No compensation for FDA error

 A tomato grower who claims losses of $15 million has lost his court bid to hold the United States Food and Drug Administration accountable.

There is no doubt that the FDA accused the wrong supplier for food poisonings in 2008, but the judge ruled that the FDA doesn’t have to compensate the farmer for his losses.

“We refuse to place FDA between a rock and a hard place,” wrote Judge J. Harvie Wilkinson for the Court of Appeals for the Fourth Circuit in Richmond, Va.

The FDA issued a warning that an outbreak of Salmonella Saintpaul was caused by contaminated tomatoes, but later it determined that the outbreak was caused by contaminated peppers imported from Mexico.

Seaside Farm on St.
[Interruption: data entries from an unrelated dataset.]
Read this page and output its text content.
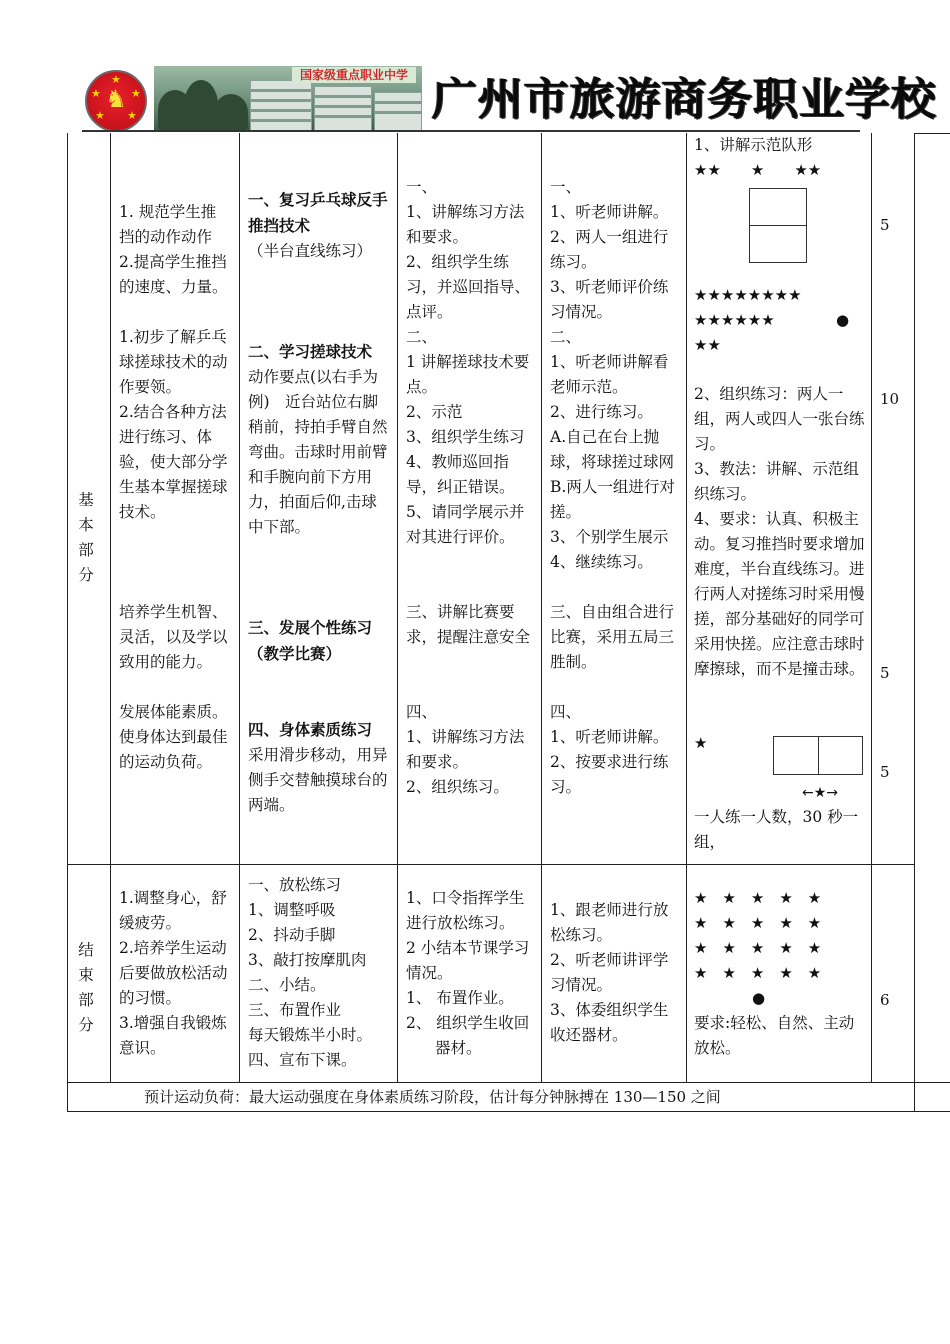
★
★	★
★ ★
♞
国家级重点职业中学 广州市旅游商务职业学校
基
本
部
分

1. 规范学生推挡的动作动作

2.提高学生推挡的速度、力量。

1.初步了解乒乓球搓球技术的动作要领。

2.结合各种方法进行练习、体验，使大部分学生基本掌握搓球技术。

培养学生机智、灵活，以及学以致用的能力。

发展体能素质。使身体达到最佳的运动负荷。

一、复习乒乓球反手推挡技术

（半台直线练习）

二、学习搓球技术

动作要点(以右手为例)　近台站位右脚稍前，持拍手臂自然弯曲。击球时用前臂和手腕向前下方用力，拍面后仰,击球中下部。

三、发展个性练习（教学比赛）

四、身体素质练习

采用滑步移动，用异侧手交替触摸球台的两端。

一、

1、讲解练习方法和要求。

2、组织学生练习，并巡回指导、点评。

二、

1 讲解搓球技术要点。

2、示范

3、组织学生练习

4、教师巡回指导，纠正错误。

5、请同学展示并对其进行评价。

三、讲解比赛要求，提醒注意安全

四、

1、讲解练习方法和要求。

2、组织练习。

一、

1、听老师讲解。

2、两人一组进行练习。

3、听老师评价练习情况。

二、

1、听老师讲解看老师示范。

2、进行练习。

A.自己在台上抛球，将球搓过球网

B.两人一组进行对搓。

3、个别学生展示

4、继续练习。

三、自由组合进行比赛，采用五局三胜制。

四、

1、听老师讲解。

2、按要求进行练习。

1、讲解示范队形

★★　　★　　★★

★★★★★★★★

★★★★★★	●

★★

2、组织练习：两人一组，两人或四人一张台练习。

3、教法：讲解、示范组织练习。

4、要求：认真、积极主动。复习推挡时要求增加难度，半台直线练习。进行两人对搓练习时采用慢搓，部分基础好的同学可采用快搓。应注意击球时摩擦球，而不是撞击球。

★
←★→
一人练一人数，30 秒一组，
5
10
5
5
结
束
部
分

1.调整身心，舒缓疲劳。

2.培养学生运动后要做放松活动的习惯。

3.增强自我锻炼意识。

一、放松练习

1、调整呼吸

2、抖动手脚

3、敲打按摩肌肉

二、小结。

三、布置作业

每天锻炼半小时。

四、宣布下课。

1、口令指挥学生进行放松练习。

2 小结本节课学习情况。

1、 布置作业。

2、 组织学生收回器材。

1、跟老师进行放松练习。

2、听老师讲评学习情况。

3、体委组织学生收还器材。

★　★　★　★　★

★　★　★　★　★

★　★　★　★　★

★　★　★　★　★

●

要求:轻松、自然、主动放松。
6
预计运动负荷：最大运动强度在身体素质练习阶段，估计每分钟脉搏在 130—150 之间
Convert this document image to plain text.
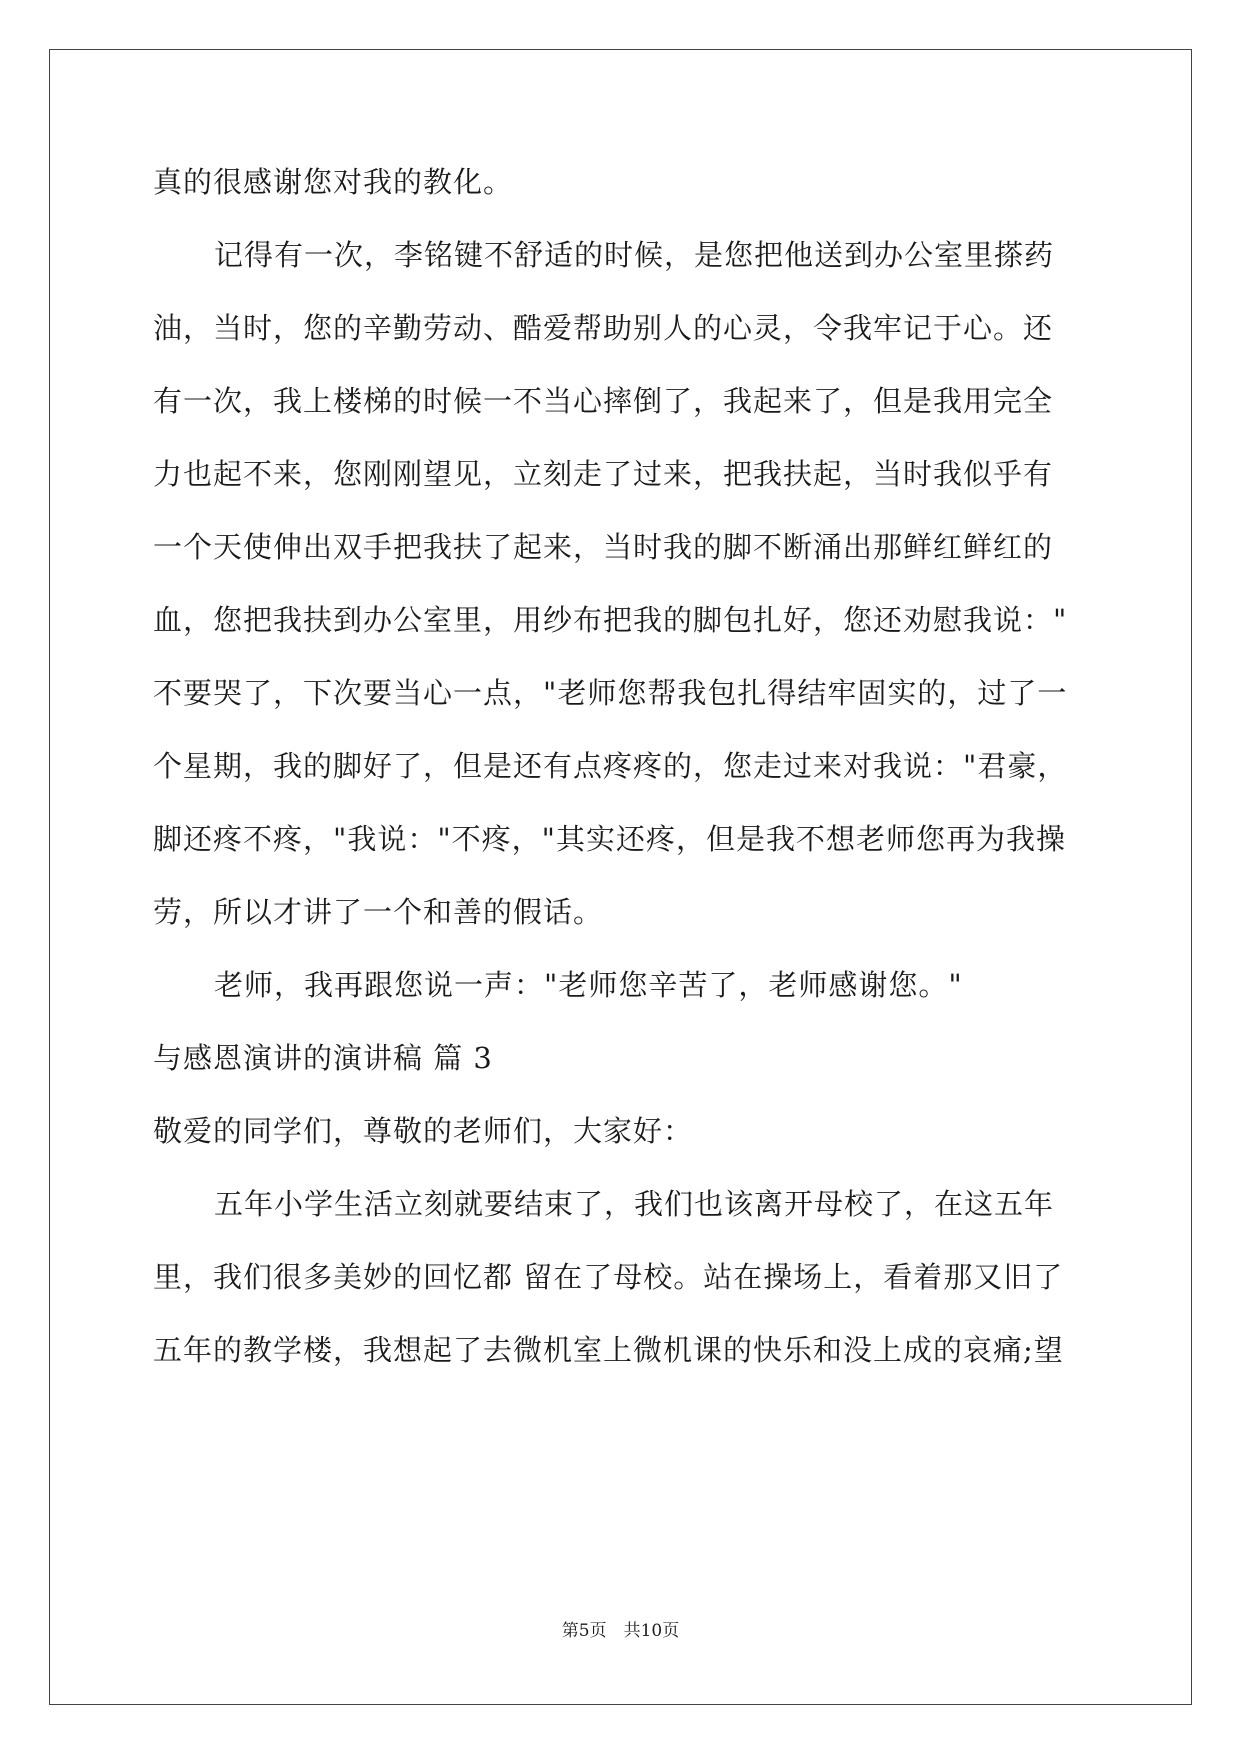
真的很感谢您对我的教化。
记得有一次，李铭键不舒适的时候，是您把他送到办公室里搽药
油，当时，您的辛勤劳动、酷爱帮助别人的心灵，令我牢记于心。还
有一次，我上楼梯的时候一不当心摔倒了，我起来了，但是我用完全
力也起不来，您刚刚望见，立刻走了过来，把我扶起，当时我似乎有
一个天使伸出双手把我扶了起来，当时我的脚不断涌出那鲜红鲜红的
血，您把我扶到办公室里，用纱布把我的脚包扎好，您还劝慰我说："
不要哭了，下次要当心一点，"老师您帮我包扎得结牢固实的，过了一
个星期，我的脚好了，但是还有点疼疼的，您走过来对我说："君豪，
脚还疼不疼，"我说："不疼，"其实还疼，但是我不想老师您再为我操
劳，所以才讲了一个和善的假话。
老师，我再跟您说一声："老师您辛苦了，老师感谢您。"
与感恩演讲的演讲稿 篇 3
敬爱的同学们，尊敬的老师们，大家好：
五年小学生活立刻就要结束了，我们也该离开母校了，在这五年
里，我们很多美妙的回忆都 留在了母校。站在操场上，看着那又旧了
五年的教学楼，我想起了去微机室上微机课的快乐和没上成的哀痛;望
第5页　共10页
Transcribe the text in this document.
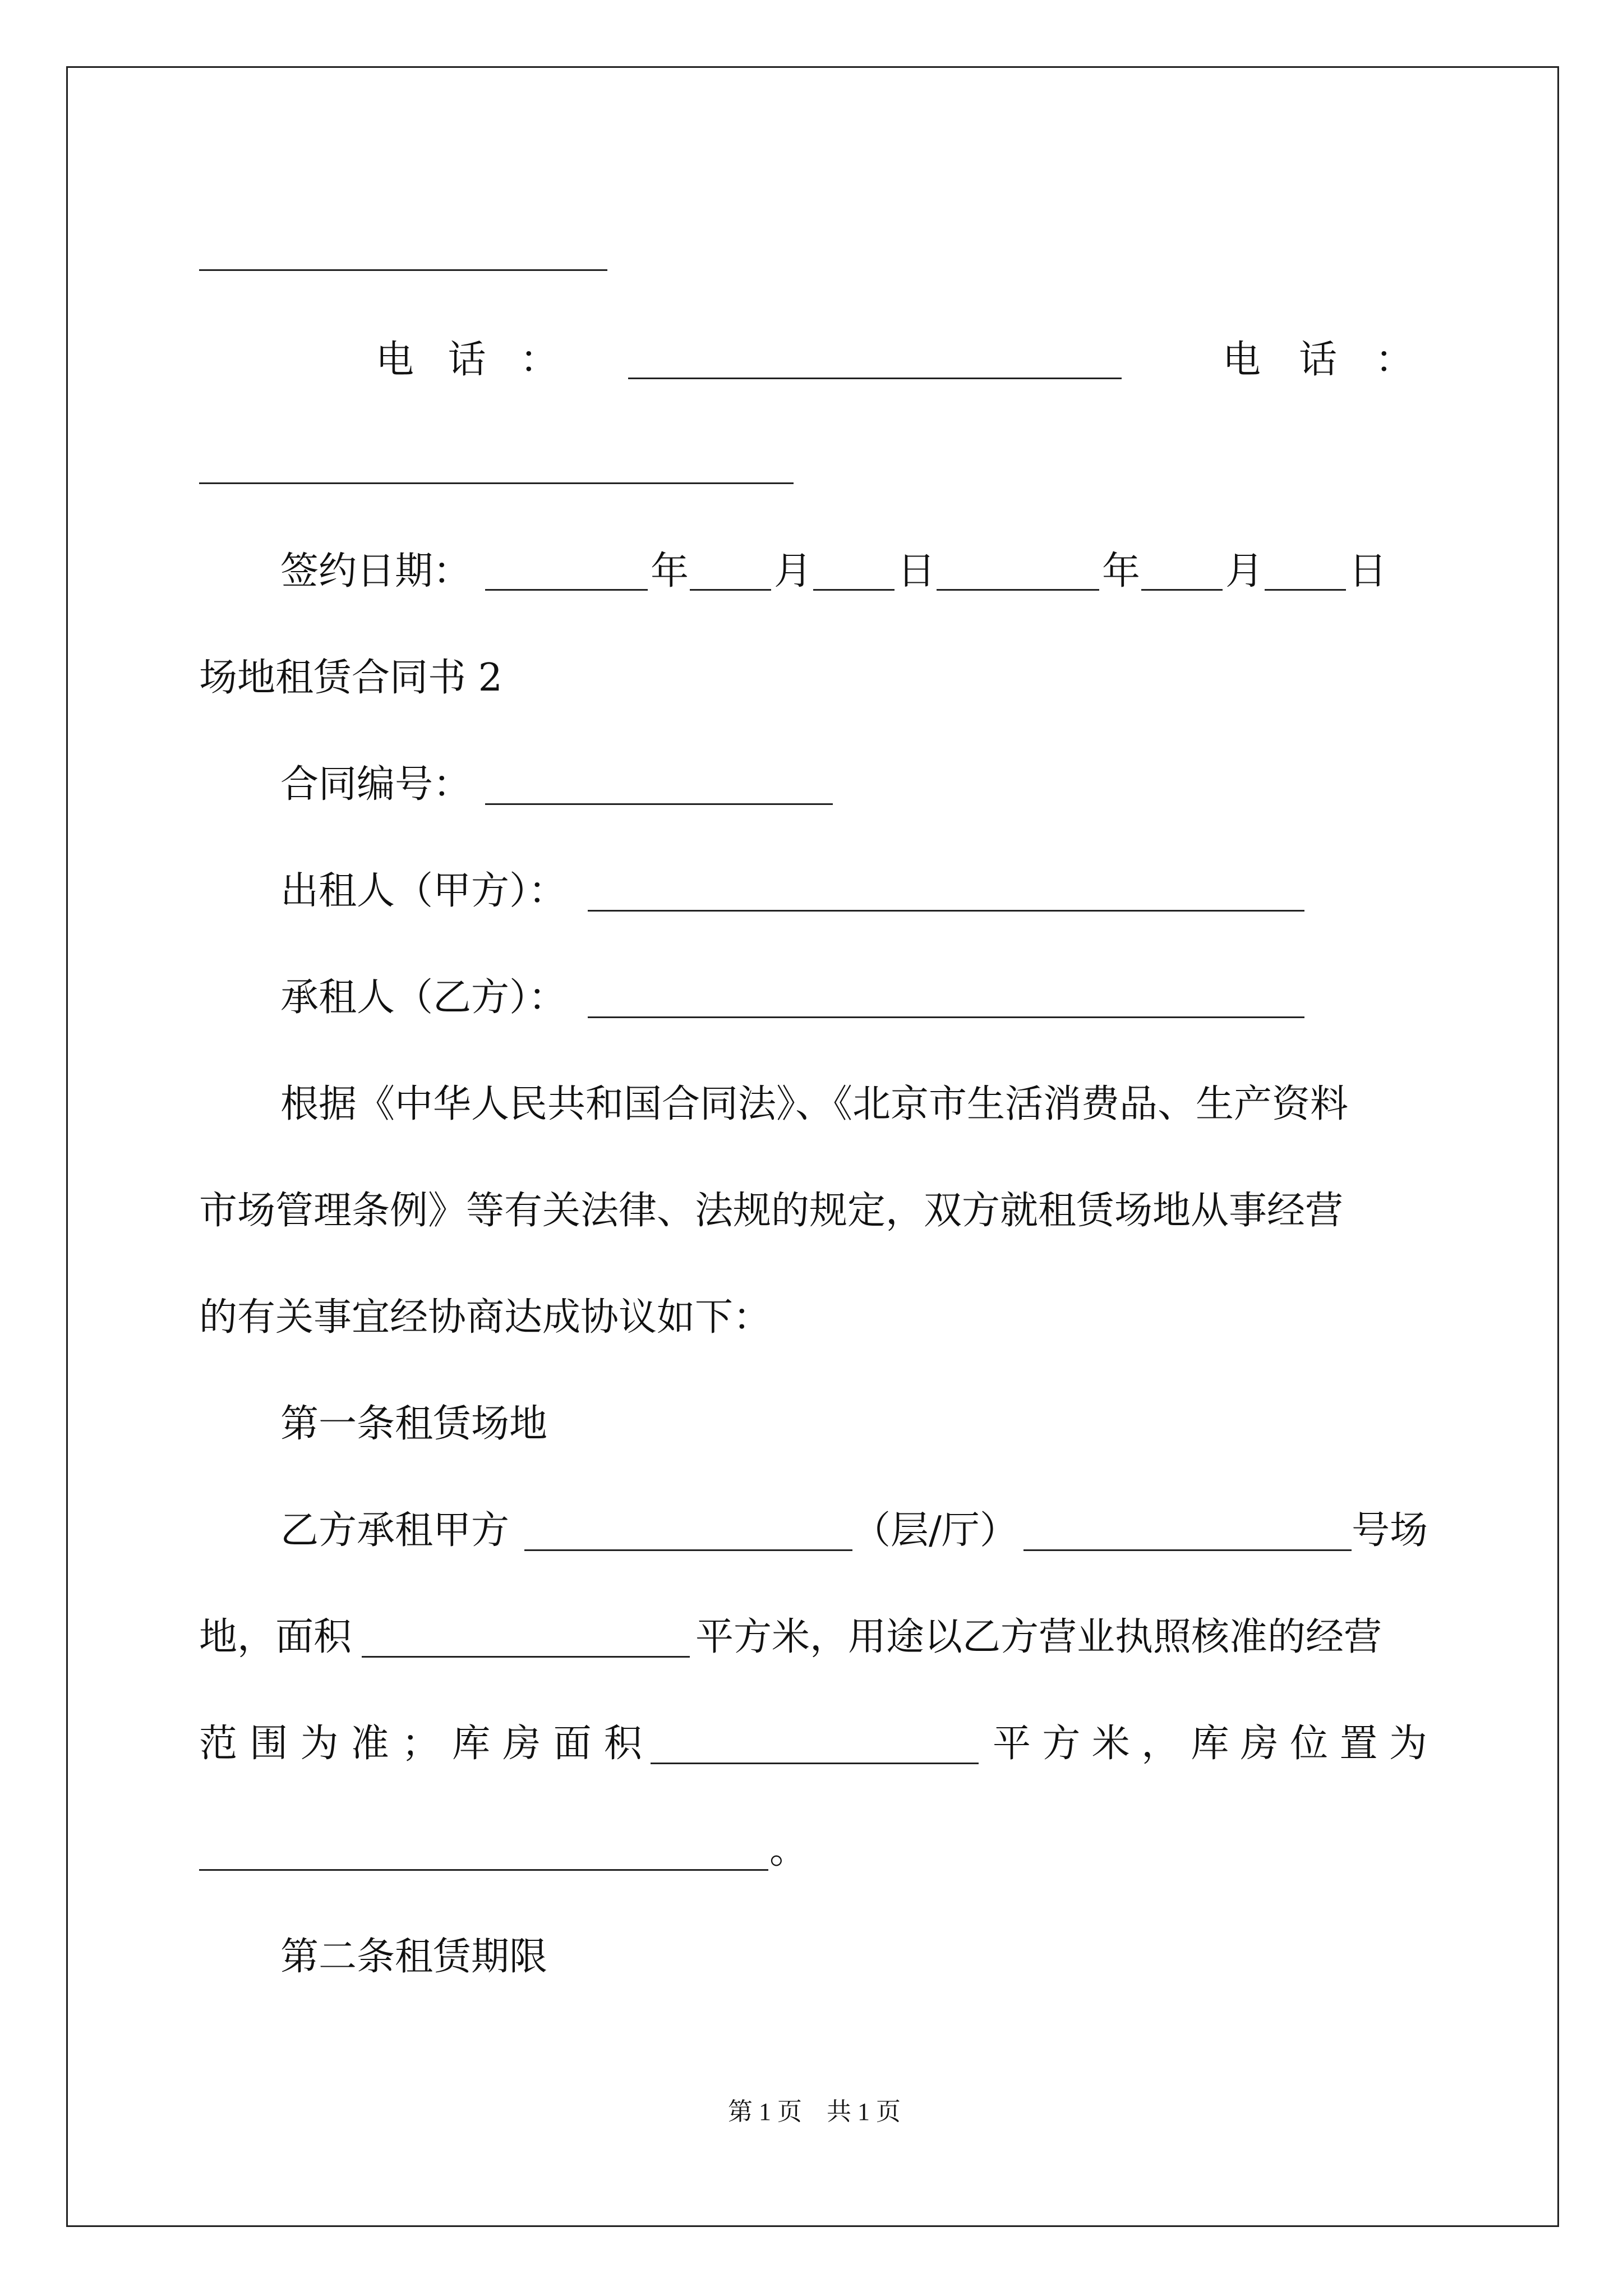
电 话 ：	电 话 ：
签约日期：	年 月 日	年 月 日
场地租赁合同书 2
合同编号：
出租人（甲方）：
承租人（乙方）：
根据《中华人民共和国合同法》、《北京市生活消费品、生产资料
市场管理条例》等有关法律、法规的规定，双方就租赁场地从事经营
的有关事宜经协商达成协议如下：
第一条租赁场地
乙方承租甲方	（层/厅）	号场
地，面积	平方米，用途以乙方营业执照核准的经营
范 围 为 准 ； 库 房 面 积	平 方 米 ， 库 房 位 置 为
。
第二条租赁期限
第 1 页　共 1 页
Helena Island, South Carolina, sued the federal government, claiming that the incorrect warnings issued by the FDA, beginning in May 2008 and later corrected, cost it $15,036,294 in revenue.

The Fourth Circuit agreed with a trial court that the FDA was acting within its authority to issue emergency food safety warnings based on preliminary information in order to protect public health.

So I get it that the FDA should be able to issue emergency warnings, but I don't get it that they can make a mistake that ruins a farmer's business and not pay a penny in compensation.